Western Carolina University, USA
Title: Promoting inclusion of diverse students into professional nursing: A review of three educational multicultural programs at Western Carolina University school of nursing
Sharon Elizabeth Metcalfe is currently an Associate Professor of Nursing at Western Carolina University in Asheville, North Carolina. For over 9 years, Sharon has been an Associate Professor of Nursing and has had previous academic appointments as a Dean of Nursing for a private and community college. Additionally, she has been an educational grants researcher and has focused on grant funding for partnerships with colleges and medical facilities. Sharon is currently serving on the Board of the North Carolina Nursing Association Foundation from 2010 to the present. Sharon has focused her nursing research agenda on global leadership development for nurses and on mentoring transformational nurse leaders to meet the needs of the future.
Learner Objectives: Participants attending this session will be able to describe the pedagogical methods being utilized in three innovative programs to promote diversity in nursing education.
Participants attending this session will be able to synthesize approaches to comprehensive mentoring for diverse students to reach their goals of applying for nursing school.
Purpose: The purpose of the Nursing Network: Careers and Technology Program as authorized in Title VIII, Section 821 of the Public Health Service Act is to increase nursing education opportunities for individuals from disadvantaged backgrounds (including racial and ethnic minorities under-represented among registered nurses). The NN-CAT (Nursing Network-Nursing Careers and Technology) program is designed to provide student stipends, scholarships, and opportunities for mentorship through three innovative sub-programs focusing upon increasing cultural inclusivity in nursing education.
Methods/Clinical Research Expertise Area/Pedagogy: The NN-CAT Mentoring Program was established in 2013 at Western Carolina University whose faculty were concerned about the shortage of a diversity of nursing students and nurses in the Western North Carolina region. The nursing mentoring program was established to provide individualized nursing mentors to guide minority and rural students to success in their pursuit to enter nursing school. The nursing mentoring program provides nursing mentors from both the community as well as the School of Nursing. Mentors are university prepared nurses that are trained to provide comprehensive individualized mentoring to prenursing students from rural counties in Western North Carolina. The second NN-CAT sub-program is the WCU School of Nursing (SON) and the MedCat Academy Program of Wake Forest University which partners to offer a summer collaborative in exploring health careers to promote academic success. The program features enhanced science preparation for high school students preparing to enter nursing school. The focus is upon encouraging students from disadvantaged and diverse backgrounds to pursue nursing.

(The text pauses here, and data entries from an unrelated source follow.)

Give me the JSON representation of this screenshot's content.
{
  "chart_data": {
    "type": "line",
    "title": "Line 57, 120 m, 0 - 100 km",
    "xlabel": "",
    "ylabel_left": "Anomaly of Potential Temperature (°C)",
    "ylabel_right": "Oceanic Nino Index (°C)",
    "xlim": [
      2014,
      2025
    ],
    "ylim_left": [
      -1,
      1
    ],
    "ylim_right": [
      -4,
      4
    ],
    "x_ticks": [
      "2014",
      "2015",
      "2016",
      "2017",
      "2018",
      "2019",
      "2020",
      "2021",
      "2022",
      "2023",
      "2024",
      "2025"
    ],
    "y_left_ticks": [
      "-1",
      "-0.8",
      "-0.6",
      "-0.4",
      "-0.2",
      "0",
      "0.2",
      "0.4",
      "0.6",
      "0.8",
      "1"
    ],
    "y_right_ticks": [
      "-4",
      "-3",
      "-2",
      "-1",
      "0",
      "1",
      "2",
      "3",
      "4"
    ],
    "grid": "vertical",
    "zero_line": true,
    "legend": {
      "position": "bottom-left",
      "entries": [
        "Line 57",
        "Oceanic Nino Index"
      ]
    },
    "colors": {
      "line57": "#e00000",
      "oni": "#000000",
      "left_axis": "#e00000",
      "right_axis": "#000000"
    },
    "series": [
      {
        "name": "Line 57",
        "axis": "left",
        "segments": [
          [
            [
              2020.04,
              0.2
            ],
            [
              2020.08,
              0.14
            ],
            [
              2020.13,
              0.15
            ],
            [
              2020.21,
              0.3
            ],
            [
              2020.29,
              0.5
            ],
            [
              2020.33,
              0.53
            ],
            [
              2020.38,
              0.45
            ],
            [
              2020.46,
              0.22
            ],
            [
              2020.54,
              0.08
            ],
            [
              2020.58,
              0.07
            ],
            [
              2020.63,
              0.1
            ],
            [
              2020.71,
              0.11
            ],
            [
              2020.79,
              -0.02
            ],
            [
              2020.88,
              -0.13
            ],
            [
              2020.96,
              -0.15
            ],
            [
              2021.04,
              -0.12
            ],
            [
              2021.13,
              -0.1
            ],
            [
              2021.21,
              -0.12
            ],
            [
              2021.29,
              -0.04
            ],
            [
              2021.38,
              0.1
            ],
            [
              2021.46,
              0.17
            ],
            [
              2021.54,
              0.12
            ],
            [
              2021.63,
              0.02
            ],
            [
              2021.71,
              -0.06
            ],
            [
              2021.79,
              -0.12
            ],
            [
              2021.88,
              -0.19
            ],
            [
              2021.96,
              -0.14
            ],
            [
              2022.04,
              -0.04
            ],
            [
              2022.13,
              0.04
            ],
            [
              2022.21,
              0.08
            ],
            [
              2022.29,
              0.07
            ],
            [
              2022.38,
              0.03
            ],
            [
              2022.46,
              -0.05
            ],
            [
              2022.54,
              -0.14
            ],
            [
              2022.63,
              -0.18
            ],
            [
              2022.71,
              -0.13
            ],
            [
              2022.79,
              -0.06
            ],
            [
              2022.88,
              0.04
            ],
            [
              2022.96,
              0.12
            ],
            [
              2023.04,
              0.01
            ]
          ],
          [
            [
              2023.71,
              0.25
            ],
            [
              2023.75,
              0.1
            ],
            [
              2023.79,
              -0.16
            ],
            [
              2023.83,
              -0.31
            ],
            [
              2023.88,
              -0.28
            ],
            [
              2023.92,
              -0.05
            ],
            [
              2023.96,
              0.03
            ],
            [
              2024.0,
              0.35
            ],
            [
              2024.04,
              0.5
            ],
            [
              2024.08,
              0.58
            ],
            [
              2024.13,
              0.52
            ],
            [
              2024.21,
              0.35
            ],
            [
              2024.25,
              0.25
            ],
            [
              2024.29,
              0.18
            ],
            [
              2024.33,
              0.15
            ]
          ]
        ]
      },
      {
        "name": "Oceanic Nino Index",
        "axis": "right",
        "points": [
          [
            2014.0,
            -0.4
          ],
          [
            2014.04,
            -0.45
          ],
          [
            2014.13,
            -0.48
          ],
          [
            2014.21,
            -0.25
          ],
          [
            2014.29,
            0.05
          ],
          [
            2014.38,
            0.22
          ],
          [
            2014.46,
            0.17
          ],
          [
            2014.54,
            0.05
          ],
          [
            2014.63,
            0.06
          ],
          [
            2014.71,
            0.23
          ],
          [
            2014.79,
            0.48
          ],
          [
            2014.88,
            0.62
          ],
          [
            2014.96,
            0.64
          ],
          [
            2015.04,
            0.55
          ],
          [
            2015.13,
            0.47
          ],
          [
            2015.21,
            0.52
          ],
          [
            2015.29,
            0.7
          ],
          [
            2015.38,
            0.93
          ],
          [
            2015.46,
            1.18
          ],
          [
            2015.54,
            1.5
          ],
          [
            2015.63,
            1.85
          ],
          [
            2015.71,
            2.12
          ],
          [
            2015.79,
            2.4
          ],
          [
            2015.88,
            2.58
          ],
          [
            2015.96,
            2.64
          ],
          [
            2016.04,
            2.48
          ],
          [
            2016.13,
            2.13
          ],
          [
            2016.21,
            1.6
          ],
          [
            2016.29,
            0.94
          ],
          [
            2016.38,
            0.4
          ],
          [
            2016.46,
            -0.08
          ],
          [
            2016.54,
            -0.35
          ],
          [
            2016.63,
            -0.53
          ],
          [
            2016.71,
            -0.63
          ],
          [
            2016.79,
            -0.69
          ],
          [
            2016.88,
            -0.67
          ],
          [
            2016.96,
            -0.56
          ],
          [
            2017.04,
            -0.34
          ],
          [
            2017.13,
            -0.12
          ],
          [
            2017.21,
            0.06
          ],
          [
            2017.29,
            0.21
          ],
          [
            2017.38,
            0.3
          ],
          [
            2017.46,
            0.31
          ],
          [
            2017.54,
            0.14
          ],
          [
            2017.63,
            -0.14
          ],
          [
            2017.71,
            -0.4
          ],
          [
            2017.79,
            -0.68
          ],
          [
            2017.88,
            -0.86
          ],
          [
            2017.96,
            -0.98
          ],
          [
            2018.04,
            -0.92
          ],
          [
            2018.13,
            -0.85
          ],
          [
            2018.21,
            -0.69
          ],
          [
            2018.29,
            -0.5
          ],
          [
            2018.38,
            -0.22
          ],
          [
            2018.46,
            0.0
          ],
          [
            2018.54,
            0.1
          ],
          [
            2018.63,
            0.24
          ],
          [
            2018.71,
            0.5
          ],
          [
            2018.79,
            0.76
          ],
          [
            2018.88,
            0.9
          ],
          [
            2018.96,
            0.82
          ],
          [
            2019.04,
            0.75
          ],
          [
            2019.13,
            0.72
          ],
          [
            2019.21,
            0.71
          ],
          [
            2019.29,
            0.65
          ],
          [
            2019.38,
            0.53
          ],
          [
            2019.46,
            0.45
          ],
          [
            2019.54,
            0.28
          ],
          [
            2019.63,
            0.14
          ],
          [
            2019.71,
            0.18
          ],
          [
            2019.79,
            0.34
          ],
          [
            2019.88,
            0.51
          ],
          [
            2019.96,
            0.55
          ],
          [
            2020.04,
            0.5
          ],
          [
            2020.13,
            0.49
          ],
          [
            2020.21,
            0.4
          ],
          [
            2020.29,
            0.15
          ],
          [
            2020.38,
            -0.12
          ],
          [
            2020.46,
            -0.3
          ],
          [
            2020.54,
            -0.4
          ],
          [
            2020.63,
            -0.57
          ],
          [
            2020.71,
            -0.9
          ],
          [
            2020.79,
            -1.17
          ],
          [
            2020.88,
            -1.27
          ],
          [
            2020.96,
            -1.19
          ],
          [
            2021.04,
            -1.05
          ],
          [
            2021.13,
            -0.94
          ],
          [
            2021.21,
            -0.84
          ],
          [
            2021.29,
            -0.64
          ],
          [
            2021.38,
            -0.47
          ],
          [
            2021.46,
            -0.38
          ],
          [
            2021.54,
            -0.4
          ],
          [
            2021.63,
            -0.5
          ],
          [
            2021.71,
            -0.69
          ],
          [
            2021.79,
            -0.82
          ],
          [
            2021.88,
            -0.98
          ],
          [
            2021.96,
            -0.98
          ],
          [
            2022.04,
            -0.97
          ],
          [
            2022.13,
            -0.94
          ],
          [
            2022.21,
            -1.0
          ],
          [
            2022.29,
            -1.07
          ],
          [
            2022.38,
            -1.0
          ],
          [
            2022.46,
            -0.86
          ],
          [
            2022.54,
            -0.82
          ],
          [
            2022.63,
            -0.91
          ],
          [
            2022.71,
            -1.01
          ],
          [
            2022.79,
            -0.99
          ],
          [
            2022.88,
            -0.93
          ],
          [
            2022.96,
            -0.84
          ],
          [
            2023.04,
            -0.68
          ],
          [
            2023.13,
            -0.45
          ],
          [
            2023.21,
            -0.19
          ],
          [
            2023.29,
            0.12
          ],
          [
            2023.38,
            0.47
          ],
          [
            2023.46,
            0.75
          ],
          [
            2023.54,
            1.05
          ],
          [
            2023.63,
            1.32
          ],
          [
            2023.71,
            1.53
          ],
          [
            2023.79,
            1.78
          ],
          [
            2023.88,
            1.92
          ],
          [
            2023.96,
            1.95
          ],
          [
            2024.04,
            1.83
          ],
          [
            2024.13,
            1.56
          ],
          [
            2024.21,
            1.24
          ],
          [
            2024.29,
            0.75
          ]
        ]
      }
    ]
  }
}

The third NN-CAT sub-program consists of an enriched virtual Second Life science curriculum that is being developed by both the IT department of WCU and the science teachers in Cherokee, Graham, Swain, and Jackson counties and the Cherokee Indian Qualla Boundary. The purpose is to increase interest in both science and the nursing profession for high school students from diverse and disadvantaged backgrounds.
Results/Findings: Preliminary educational program progress and results will be presented for each of the three programs. The three programs are individual educational research studies that have been funded by the HRSA division of the nursing government.
Conclusions/Recommendations: Preliminary conclusions and recommendations based upon the progress of the three programs will be presented to the participants. Recommendations for other educators will be presented to help foster similar programs with the overarching goal to increase inclusion of diverse students both into applying and being accepted into nursing schools, as well as increasing the multicultural heritage of nurses entering the profession.